目的としていた精度の高い着陸が達成できたかどうかについてはまだ不明ですが、月面着陸の成功は世界で旧ソビエト、アメリカ、中国、インドに続いて5か国目となりました。
凄いですね。

 さて、今回はビートルズの興したレコード会社「アップル・レコード」Part1の2回目(中)です。


<ビートルズプロデュース
 ~アップル・レコード Part1:ベスト・オブ・アップル・レコード 中~>


 まずは、この曲「トライ・サム・バイ・サム」からお聞きください。
ジョージ・ハリソンロニー・スペクターが別々に録音した曲が、一緒に聞ける動画です。
これについは、本文途中で種明かしします。

 〇GEORGE HARRISON & RONNIE SPECTOR 「TRY SOME BUY SOME」

 

 


  https://www.youtube.com/watch?v=RyXswe94dYw

 前回の「ベスト・オブ・アップル・レコード 上」(リンク)で宿題になっていた「イギリスの音楽業界を牛耳ってきた旧来のレコード会社のしばり」から始めたいと思います。
2010年にリマスター版に追加されている「ビートルズ・クラブ」のライナーノーツがこのことに関することについて触れています。

●ザ・ビートルズクラブ
 1968年に立ち上げられたアップル・レコードは、まだ「インディーズ」という言葉すらない時代に、ビートルズ自らが立ち上げた革新的なレーベルだった。
 ビートルズは音楽制作そのもの(ビジネスを含め)を、アーティストの手に取り戻そうとした。
「問題は音楽を作る側(ミュージシャン)と売る側(レコード会社)」にギャップがありすぎるということだ」とポール・マッカートニーは自らの経験から生じるジレンマを語っている。
ビートルズの言うところの「スーツを着たお偉いさん」に頭を下げなくともレコードを作れるようにするというのが目的だった。

 ポールはアップル設立の記者会見でこう語っている。
「僕らにはこれ以上のお金は必要ないと思う。
 だからこれは経営者が利益を求めない初めての会社だ
 ぼくらは既にすべての夢をやり遂げた。
 これからは可能性を他の人たちと分かち合いたい。」

 この崇高な精神は、のちのアップルの崩壊につながるのだが、ポールの言葉に嘘はなった。(ポールは現在もリヴァプールに設立した芸術総合学校LIPAでこれを実践している)

 リンゴ・スターはこう語っている。
「アップルは、いわば、レコード会社出版会社を併せ持っていた。
 誰かが僕たらに会いに来て、アイデアや計画を話す。
 それに対し、僕らのひとりでもいいと思ったら資金を出す。
 頭を下げる必要はないんだ。
 僕らは駆け出しの頃、頭を下げなければいけない時もあった。
 だから、他の人たちに頭を下げさせるのは嫌だったんだ。」

アップルはすぐに経営難に陥ったとはいえ、著作権は全てアーティストに帰属し、アルバムの製作費なども払うなど、良心的だった。
アップルの良さを感じたのは移籍してきたバッド・フィンガーだろう。

 (Writers 4 補足)
 アップルが「経営者が利益を求めない初めての会社だ。」そして「著作権は全てアーティストに帰属し、アルバムの製作費なども払う」とあります。
 ただ、会社が継続されるために必要な利益を取らないと、健全な会社経営は難しいと思います。
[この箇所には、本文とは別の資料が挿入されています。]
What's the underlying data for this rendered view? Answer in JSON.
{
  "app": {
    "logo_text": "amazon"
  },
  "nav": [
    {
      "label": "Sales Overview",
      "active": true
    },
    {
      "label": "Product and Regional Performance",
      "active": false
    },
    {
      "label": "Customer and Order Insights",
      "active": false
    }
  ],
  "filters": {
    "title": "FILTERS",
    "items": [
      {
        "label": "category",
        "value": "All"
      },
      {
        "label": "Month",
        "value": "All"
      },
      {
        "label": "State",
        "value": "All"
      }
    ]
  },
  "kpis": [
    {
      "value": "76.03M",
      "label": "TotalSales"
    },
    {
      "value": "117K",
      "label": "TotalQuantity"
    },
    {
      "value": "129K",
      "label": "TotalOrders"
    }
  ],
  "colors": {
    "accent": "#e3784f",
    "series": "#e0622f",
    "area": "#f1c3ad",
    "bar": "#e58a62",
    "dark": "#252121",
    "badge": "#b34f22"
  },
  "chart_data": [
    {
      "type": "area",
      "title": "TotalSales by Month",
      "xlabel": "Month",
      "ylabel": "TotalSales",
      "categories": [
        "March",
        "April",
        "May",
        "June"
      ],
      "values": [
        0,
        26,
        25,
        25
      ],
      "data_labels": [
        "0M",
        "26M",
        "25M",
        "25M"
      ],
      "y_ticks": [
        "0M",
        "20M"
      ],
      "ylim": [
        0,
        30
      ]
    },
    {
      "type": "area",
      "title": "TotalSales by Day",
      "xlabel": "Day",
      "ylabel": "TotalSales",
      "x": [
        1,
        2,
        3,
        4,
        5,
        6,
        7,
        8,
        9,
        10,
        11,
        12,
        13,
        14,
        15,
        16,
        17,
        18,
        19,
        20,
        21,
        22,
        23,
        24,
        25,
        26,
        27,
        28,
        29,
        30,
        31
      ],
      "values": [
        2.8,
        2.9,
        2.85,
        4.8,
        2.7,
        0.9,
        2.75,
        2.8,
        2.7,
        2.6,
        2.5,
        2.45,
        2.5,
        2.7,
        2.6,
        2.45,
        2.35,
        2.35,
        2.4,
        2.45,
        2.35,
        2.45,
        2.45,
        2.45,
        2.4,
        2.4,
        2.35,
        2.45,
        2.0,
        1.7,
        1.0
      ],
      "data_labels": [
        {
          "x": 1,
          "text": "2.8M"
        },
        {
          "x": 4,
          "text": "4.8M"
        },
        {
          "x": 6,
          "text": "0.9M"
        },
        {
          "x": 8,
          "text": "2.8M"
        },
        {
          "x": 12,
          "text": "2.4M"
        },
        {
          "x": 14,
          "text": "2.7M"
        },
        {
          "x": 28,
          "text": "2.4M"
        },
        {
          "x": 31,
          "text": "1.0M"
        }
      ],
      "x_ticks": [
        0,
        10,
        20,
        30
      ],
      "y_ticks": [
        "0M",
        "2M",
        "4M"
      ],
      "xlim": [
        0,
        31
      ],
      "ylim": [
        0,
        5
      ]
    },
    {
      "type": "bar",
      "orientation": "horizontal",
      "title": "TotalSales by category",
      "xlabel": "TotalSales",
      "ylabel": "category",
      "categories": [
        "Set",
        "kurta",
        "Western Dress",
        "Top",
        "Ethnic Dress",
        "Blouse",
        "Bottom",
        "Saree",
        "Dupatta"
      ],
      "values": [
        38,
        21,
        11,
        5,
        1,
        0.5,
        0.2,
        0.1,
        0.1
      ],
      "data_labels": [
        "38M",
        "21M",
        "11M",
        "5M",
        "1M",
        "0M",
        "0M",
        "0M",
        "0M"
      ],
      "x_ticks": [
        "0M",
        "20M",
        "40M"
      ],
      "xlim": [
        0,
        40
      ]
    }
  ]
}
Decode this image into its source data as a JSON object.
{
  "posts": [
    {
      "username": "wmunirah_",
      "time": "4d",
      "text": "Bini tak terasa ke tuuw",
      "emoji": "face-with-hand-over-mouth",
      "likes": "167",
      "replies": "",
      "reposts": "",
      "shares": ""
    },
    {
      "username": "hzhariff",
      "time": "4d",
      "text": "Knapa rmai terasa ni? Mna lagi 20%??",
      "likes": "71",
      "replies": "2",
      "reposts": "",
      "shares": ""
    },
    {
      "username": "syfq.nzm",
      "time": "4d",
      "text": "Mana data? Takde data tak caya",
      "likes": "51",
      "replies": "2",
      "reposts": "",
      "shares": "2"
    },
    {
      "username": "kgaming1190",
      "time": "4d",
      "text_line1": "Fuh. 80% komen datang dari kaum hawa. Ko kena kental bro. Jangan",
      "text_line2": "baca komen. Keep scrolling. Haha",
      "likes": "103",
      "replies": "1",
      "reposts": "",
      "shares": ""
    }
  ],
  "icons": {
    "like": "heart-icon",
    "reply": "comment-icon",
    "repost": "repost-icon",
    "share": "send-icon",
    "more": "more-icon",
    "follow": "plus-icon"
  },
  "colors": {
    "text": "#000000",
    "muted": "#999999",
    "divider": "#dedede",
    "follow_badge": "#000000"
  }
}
 更には、必要なアーティストには、ビートルズの曲を提供し、プロデューサーも担当しています。
 これは最初の金銭上の援助以上にアーティストにとっては幸運なことだったと思います。



 それでは、前回に続き、残りのアーティストについて触れていきます。
後半は、ビリー・プレストン以外は僕は知らないアーティストばかりでした。
それでも、興味あるラインアップで、さすがビートルズの起こしたアップルのアーティストと感じました。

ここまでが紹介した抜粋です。